The merger was expected to cut redundancies and generate cost savings or “synergies’’ of about US$5bil annually. The mergedco valuation would have exceeded RM100bil and the incremental value to Axiata shareholders was projected to be over RM9bil.
However, detractors say that the deal would be more appealing to Axiata’s shareholders if a cash offer was included.
“A sweetener was seriously lacking. You can’t expect all investors to stay, you must give them a chance to exit. So, it was not an attractive deal for minority shareholders, ’’ he adds.
The jewel in the crown
Telenor is a Norwegian company that has built a strong presence in Asia over two decades.
It has stakes in several Asian countries, including 49% in Digi. Naturally, Indonesia is a market it wants to be in.
It would now have to find new ways to enter Indonesia and other markets in Asia, as some of its shareholders are pushing for better growth.
It is also currently pursuing a buy-out of Finnish player DNA plc to strengthen its market in the Nordic countries. But it is not alone in its pursuit of Axiata.
Sources say at least two other big telecoms parties have come forward to pursue some form of collaboration or even an outright purchase of Axiata’s Indonesian and other units.
“One party is willing to pay a premium just to get Axiata’s 66.5% stake in XL, which is the second-largest player in Indonesia. Axiata has cleaned up the company and slated it for more growth there, ’’ says a source.
The Indonesian mobile market is growing fast. A report points out that the mobile market alone there will account for 81.9% of total telecoms revenue in 2023, driven by increasing adoption of high-speed mobile Internet services.
Another party is purely interested in Axiata’s Sri Lankan and Bangladeshi operations and the suitor is believed to be a large player from China.
Axiata was created after the demerger of TELEKOM MALAYSIA BHD (TM) back in September 2007. Then, it was known as TM International Bhd which housed all of TM’s overseas operations.
At that time, Khazanah Nasional Bhd, the parent company, had decided that the move was necessary to reflect the full valuations of the group’s assets. Over the years, Axiata grew in size, snapping up stakes in several countries and gaining strength in Asia. It is a regional powerhouse with stakes in entities that make up a large part of the Indian sub-continent and South-East Asia.

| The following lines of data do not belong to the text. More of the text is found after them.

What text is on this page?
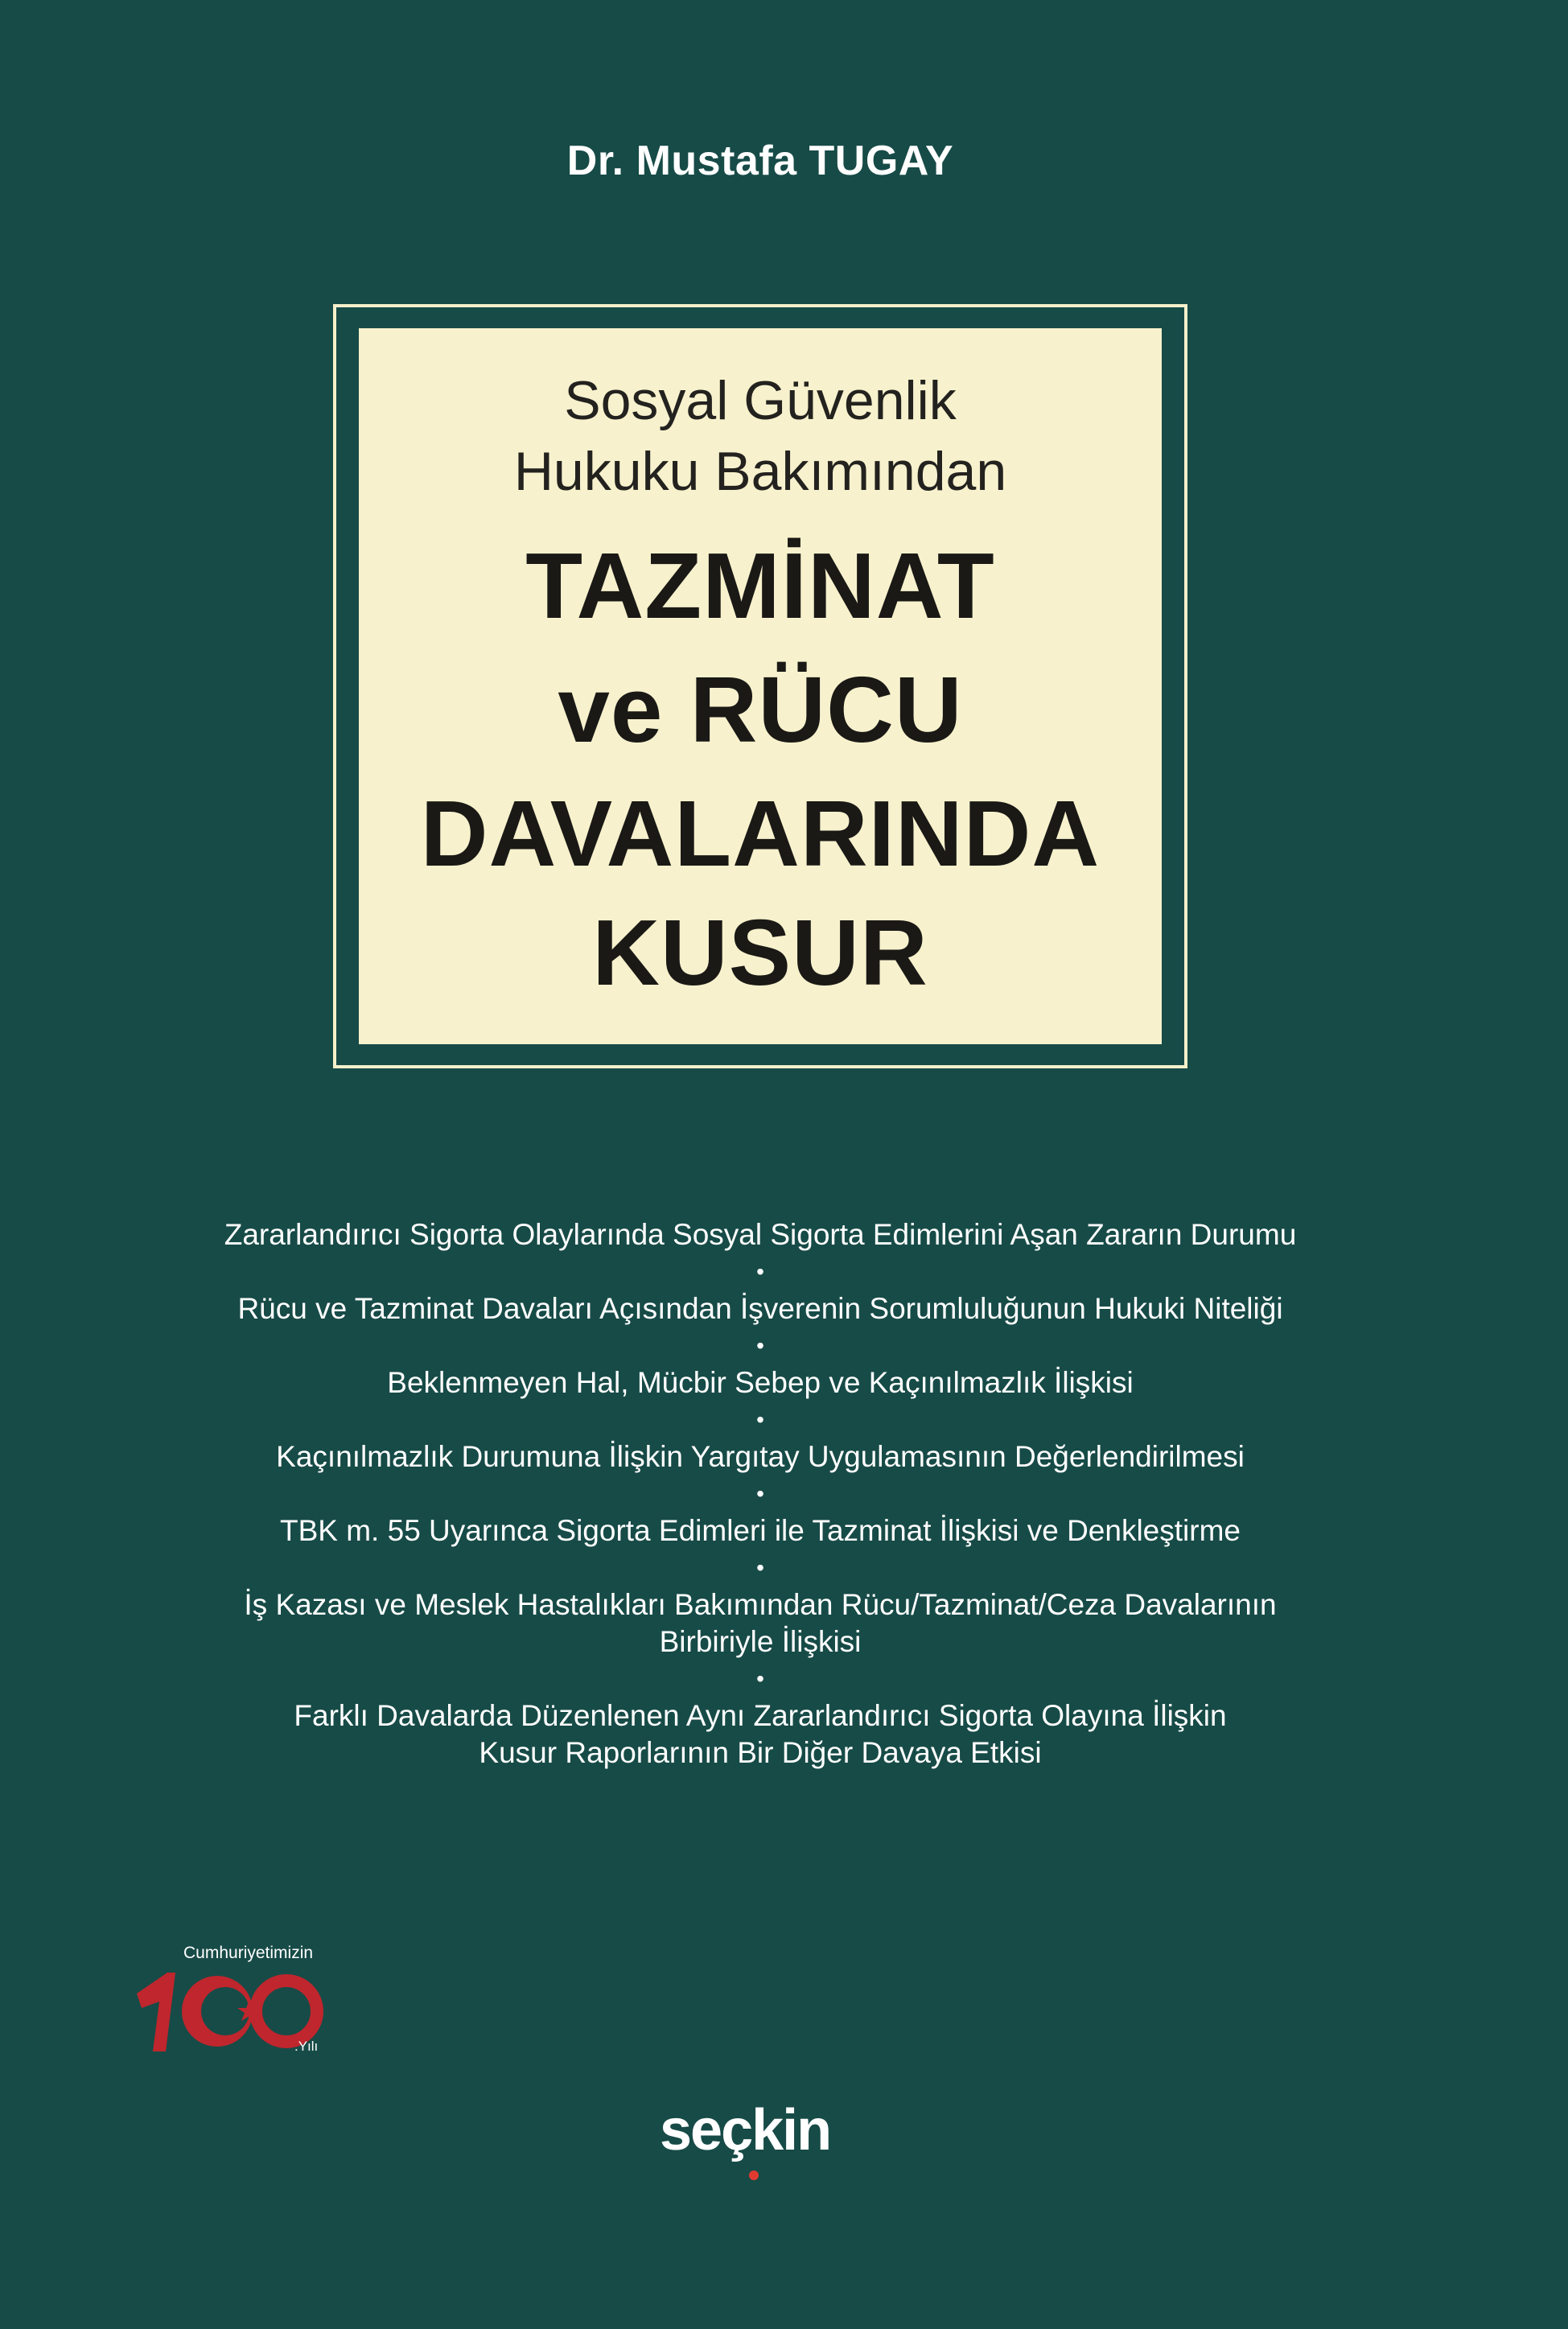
Dr. Mustafa TUGAY
Sosyal Güvenlik
Hukuku Bakımından
TAZMİNAT
ve RÜCU
DAVALARINDA
KUSUR
Zararlandırıcı Sigorta Olaylarında Sosyal Sigorta Edimlerini Aşan Zararın Durumu
•
Rücu ve Tazminat Davaları Açısından İşverenin Sorumluluğunun Hukuki Niteliği
•
Beklenmeyen Hal, Mücbir Sebep ve Kaçınılmazlık İlişkisi
•
Kaçınılmazlık Durumuna İlişkin Yargıtay Uygulamasının Değerlendirilmesi
•
TBK m. 55 Uyarınca Sigorta Edimleri ile Tazminat İlişkisi ve Denkleştirme
•
İş Kazası ve Meslek Hastalıkları Bakımından Rücu/Tazminat/Ceza Davalarının
Birbiriyle İlişkisi
•
Farklı Davalarda Düzenlenen Aynı Zararlandırıcı Sigorta Olayına İlişkin
Kusur Raporlarının Bir Diğer Davaya Etkisi
Cumhuriyetimizin
.Yılı
seçkin
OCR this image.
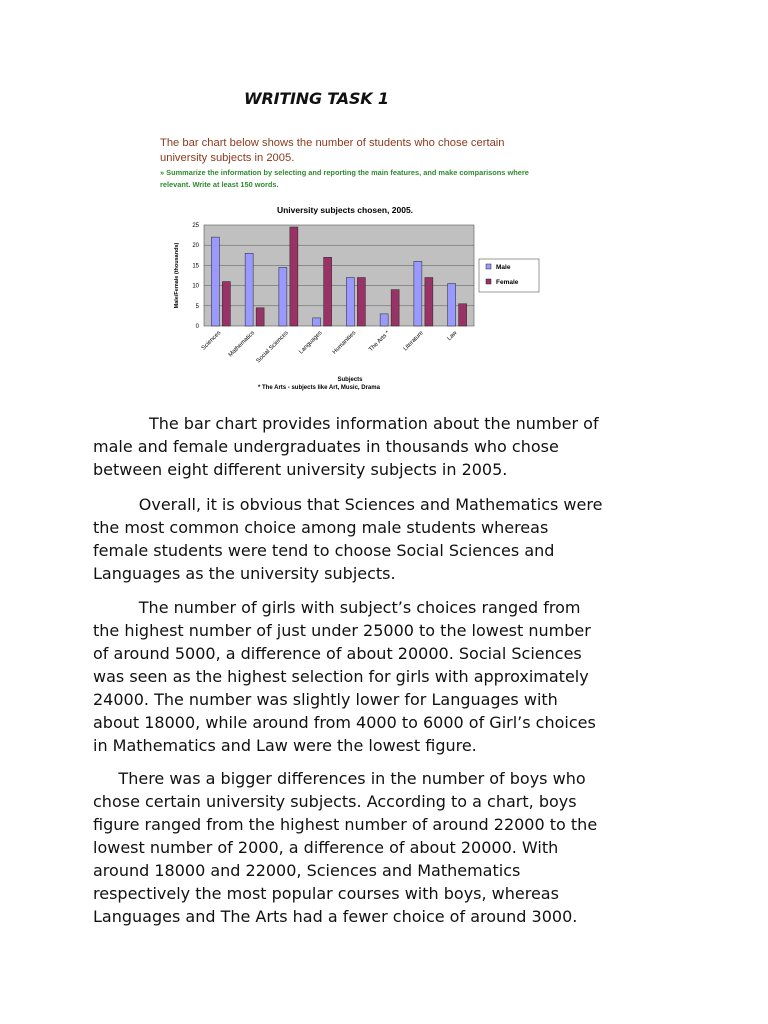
WRITING TASK 1

The bar chart below shows the number of students who chose certain university subjects in 2005.

» Summarize the information by selecting and reporting the main features, and make comparisons where relevant. Write at least 150 words.

University subjects chosen, 2005.
0
5
10
15
20
25
Sciences Mathematics Social Sciences Languages Humanities The Arts * Literature	Law
Male/Female (thousands)
Subjects
* The Arts - subjects like Art, Music, Drama
Male
Female

The bar chart provides information about the number of
male and female undergraduates in thousands who chose
between eight different university subjects in 2005.

Overall, it is obvious that Sciences and Mathematics were
the most common choice among male students whereas
female students were tend to choose Social Sciences and
Languages as the university subjects.

The number of girls with subject’s choices ranged from
the highest number of just under 25000 to the lowest number
of around 5000, a difference of about 20000. Social Sciences
was seen as the highest selection for girls with approximately
24000. The number was slightly lower for Languages with
about 18000, while around from 4000 to 6000 of Girl’s choices
in Mathematics and Law were the lowest figure.

There was a bigger differences in the number of boys who
chose certain university subjects. According to a chart, boys
figure ranged from the highest number of around 22000 to the
lowest number of 2000, a difference of about 20000. With
around 18000 and 22000, Sciences and Mathematics
respectively the most popular courses with boys, whereas
Languages and The Arts had a fewer choice of around 3000.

“Although the journey has been tough, considering that its operations are in so many markets with their respective challenges, Axiata remains in a position of strength, notwithstanding the collapse of the deal, ’’ says another industry executive.
Axiata’s revenue has risen from RM10bil in 2007 to RM24bil as at end-2018. For the first half of 2019, Axiata reported a net profit of RM913mil and a revenue of RM12bil.
Many of its issues in most markets have been somewhat resolved besides the one in Nepal, which is pending the outcome of its disagreement over a massive tax payment.